Plan to Cut Off Clinics’ Funds Called Illogical
Calling on the hot line was a tearful, stammering 15-year-old girl with gonorrhea.
She was coaxed into visiting T.H.E. Clinic for Women in Los Angeles, where she had a medical exam and was given antibiotics to cure her condition. She also got her first birth control device.
The teen-ager was one of more than 500,000 young females statewide who last year visited hundreds of state-supported family planning clinics that are scheduled to lose their funding in July under Gov. George Deukmejian’s newly proposed state budget.
Health care advocates denounced the governor’s plan Wednesday. They defended the state’s expenditure of $36.2 million--by far the largest source of support for family planning services--as one of the state health department’s most cost-effective programs.
“I thought we’d gotten past this kind of illogical cutting of programs that are so cost-effective,” said Sylvia Drew Ivie, executive director of T.H.E. Clinic on Martin Luther King Jr. Boulevard in the Crenshaw area.
Her clinic receives about $300,000 a year in state family planning funds to pay for birth control supplies, exams, counseling and testing for sexually transmitted diseases in more than 3,000 low-income females, who are mostly Asian, black and Latino. None of these state funds may be used for abortions, although some clinics do provide abortion referrals.
“We save the taxpayers an enormous amount of money by helping women prevent unwanted births through birth control,” Ivie said.
Without the state funds, she said, services at T.H.E. Clinic, founded in 1972, would be “devastated.” Statewide, these cuts will cause “more unwanted pregnancies, less prenatal care and a higher infant mortality rate,” she said.
Planned Parenthood officials in Sacramento said that it has been shown that $6 in medical care and social services is saved for every $1 spent on family planning services, according to a study by the Institute for Health Policy Studies at the University of California. Planned Parenthood’s 90 clinics statewide receive about a quarter of the state’s family planning funds, spokesman David Alois said.
The federal government also funds family planning services, amounting to $12.5 million in the state last year. That funding is expected to continue, but would probably be stretched so thin that drastic cuts would undoubtedly have to be made in innovative programs such as the one at T.H.E. Clinic targeting pregnant teens and adolescent boys.
Federal, State Money
In Los Angeles County, about $9.4 million in state money and $4 million in federal funds support 90 family planning clinics.

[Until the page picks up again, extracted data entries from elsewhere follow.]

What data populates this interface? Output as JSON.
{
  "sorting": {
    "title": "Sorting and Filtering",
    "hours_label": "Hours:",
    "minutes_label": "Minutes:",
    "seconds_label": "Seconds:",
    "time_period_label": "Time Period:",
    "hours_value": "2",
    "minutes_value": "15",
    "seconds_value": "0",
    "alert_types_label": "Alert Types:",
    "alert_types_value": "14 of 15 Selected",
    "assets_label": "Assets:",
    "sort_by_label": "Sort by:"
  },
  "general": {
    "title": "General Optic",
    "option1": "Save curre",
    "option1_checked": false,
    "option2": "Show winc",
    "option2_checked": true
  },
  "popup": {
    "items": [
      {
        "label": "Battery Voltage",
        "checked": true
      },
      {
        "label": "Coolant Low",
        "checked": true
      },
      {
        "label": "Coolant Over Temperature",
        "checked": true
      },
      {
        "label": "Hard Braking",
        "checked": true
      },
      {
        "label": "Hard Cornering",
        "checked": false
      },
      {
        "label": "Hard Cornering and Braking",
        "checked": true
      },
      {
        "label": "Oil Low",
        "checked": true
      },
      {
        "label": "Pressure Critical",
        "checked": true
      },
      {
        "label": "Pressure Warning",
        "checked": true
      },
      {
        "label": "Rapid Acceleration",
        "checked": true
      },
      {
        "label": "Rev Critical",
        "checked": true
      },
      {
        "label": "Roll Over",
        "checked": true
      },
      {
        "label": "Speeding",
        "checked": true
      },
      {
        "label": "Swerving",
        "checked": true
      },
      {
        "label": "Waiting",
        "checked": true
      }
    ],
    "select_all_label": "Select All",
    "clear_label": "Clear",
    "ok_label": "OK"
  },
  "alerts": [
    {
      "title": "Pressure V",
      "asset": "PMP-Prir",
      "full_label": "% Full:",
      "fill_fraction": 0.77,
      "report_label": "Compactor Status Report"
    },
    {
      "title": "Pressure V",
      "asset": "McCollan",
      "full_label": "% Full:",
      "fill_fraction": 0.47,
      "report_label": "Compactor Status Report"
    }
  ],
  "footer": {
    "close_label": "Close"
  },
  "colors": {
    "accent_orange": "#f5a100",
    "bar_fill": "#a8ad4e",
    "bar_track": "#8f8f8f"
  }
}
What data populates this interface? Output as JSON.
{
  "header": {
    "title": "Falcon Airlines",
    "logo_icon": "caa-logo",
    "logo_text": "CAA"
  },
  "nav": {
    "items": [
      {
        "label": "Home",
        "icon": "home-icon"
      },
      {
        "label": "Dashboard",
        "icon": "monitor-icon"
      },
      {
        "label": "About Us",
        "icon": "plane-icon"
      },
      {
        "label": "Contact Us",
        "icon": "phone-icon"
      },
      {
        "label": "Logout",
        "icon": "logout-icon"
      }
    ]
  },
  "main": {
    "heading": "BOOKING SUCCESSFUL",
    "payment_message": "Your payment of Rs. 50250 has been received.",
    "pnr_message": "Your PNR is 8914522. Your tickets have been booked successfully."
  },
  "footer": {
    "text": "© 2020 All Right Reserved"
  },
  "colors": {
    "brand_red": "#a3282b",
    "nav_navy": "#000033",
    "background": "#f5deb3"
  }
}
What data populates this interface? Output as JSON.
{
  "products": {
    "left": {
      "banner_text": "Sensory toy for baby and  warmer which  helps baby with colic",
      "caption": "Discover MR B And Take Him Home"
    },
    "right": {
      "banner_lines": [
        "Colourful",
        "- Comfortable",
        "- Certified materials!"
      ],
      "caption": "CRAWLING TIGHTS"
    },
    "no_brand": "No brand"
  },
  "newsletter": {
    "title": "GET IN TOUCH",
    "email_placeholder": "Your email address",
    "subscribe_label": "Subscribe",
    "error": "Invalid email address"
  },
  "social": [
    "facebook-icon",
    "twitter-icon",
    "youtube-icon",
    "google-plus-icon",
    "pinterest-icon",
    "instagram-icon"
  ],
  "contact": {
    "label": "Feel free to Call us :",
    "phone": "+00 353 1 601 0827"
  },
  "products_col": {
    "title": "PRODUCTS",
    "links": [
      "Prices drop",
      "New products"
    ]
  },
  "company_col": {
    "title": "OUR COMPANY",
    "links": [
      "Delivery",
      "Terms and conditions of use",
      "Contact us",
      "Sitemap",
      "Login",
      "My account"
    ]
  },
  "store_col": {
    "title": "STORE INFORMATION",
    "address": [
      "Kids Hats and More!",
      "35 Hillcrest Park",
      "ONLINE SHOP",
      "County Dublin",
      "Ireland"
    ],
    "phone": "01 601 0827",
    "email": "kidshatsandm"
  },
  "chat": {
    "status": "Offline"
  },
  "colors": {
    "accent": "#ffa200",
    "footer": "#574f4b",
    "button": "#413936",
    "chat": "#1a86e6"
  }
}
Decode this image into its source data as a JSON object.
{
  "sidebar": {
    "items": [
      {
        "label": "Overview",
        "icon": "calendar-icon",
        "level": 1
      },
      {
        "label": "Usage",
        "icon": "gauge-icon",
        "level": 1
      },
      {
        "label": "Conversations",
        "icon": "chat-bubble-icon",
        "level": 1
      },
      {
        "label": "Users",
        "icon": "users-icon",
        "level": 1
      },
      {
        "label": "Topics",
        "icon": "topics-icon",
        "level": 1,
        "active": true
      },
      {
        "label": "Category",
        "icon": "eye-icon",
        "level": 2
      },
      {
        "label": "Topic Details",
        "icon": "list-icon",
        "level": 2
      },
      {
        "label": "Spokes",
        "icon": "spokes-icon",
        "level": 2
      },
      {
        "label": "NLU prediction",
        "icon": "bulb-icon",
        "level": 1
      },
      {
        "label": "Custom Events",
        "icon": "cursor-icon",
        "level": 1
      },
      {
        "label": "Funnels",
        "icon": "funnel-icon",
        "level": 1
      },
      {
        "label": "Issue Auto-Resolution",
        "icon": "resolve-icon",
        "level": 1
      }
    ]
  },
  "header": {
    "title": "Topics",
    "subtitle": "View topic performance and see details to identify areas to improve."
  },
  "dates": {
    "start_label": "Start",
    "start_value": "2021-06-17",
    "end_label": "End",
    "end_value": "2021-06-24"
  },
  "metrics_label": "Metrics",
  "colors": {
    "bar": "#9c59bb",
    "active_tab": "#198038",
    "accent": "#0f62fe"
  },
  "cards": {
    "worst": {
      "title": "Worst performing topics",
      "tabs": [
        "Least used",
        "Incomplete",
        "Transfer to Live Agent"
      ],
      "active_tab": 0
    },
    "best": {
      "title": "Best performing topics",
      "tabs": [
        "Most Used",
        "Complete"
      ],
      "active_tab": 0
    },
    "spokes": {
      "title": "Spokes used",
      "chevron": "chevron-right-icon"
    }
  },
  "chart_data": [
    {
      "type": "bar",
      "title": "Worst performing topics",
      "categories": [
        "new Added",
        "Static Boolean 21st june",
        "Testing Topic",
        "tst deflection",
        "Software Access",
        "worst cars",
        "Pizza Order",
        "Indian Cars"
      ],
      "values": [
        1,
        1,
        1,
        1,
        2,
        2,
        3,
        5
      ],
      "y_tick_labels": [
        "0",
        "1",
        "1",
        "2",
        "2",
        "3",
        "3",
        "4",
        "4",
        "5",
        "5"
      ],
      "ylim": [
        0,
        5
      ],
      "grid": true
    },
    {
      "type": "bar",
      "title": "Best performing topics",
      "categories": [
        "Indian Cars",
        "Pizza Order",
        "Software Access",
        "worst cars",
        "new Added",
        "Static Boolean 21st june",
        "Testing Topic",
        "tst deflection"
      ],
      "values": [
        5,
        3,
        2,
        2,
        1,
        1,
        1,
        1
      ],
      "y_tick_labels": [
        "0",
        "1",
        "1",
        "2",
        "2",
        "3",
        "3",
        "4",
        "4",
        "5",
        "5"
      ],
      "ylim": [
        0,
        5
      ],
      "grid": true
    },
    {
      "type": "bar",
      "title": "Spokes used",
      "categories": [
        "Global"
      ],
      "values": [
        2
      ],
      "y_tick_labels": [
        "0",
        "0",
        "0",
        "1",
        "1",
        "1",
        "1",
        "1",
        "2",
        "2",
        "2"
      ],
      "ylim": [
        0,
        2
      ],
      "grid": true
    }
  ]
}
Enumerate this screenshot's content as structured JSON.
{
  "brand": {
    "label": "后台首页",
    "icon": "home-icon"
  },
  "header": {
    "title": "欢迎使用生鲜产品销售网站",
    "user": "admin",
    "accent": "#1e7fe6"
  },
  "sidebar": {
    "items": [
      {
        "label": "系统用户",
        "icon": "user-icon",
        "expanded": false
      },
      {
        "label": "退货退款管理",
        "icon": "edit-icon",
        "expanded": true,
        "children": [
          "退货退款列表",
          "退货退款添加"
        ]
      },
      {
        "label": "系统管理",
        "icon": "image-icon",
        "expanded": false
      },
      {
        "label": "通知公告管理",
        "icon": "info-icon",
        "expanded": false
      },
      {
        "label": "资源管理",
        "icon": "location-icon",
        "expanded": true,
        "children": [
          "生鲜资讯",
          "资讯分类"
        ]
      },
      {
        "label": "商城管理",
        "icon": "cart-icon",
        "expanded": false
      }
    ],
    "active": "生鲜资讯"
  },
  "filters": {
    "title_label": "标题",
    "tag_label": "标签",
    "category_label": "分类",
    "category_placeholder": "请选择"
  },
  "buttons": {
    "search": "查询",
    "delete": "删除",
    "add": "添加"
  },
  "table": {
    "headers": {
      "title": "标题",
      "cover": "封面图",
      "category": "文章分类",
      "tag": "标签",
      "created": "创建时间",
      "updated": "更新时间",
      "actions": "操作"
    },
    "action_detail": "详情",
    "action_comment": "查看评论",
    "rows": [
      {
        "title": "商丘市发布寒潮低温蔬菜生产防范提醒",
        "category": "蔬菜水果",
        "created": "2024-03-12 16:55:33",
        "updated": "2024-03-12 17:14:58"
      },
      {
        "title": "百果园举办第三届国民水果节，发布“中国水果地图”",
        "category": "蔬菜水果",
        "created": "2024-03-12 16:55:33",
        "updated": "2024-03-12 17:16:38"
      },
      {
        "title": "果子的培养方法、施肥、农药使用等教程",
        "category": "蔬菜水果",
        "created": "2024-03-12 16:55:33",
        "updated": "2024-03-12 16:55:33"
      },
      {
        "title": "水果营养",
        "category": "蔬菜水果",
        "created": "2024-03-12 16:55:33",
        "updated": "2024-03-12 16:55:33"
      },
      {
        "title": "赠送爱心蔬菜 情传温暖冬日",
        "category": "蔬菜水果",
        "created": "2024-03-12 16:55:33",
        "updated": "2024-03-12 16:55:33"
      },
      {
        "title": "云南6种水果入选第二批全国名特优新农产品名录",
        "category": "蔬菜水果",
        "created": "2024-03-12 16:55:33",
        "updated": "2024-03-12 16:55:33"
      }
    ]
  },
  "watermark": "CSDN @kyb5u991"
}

Half are run by nonprofit groups and the rest are public clinics located in county facilities, said Tom Kraing, director of the Los Angeles Regional Family Planning Council, which distributes both the federal and state money.
He predicted that many excellent nonprofit clinics would be forced to close, including perhaps T.H.E. Clinic.
Ivie described the clinic’s family planning funds as “the core of . . . our financial strength.” Cuts in these services, she said, would jeopardize the viability of the whole clinic, including its other services--prenatal care for hundreds of pregnant women, AIDS testing, nutritional programs, free immunization of children as well as free breast examinations and pap smears.
To eliminate $36.2 million in family planning funding, the Legislature must repeal legislation that set up and funded the state health department’s office of family planning. If the Legislature refuses to do so, Deukmejian has said that he will gut the program by slashing its budget by two-thirds.
“I do not wish to have to make any of these reductions,” Deukmejian said Tuesday. “But if the Legislature does not support such actions, I fear that the alternative will be much worse.” He threatened to slash other programs, including those for local mental health, Alzheimer’s disease research, senior nutrition and alcohol and drug treatment programs.
The matter will be debated during the next six months. Meantime, a spokesman for the state Health Services Department said, grant applications for family planning funds will be accepted and evaluated.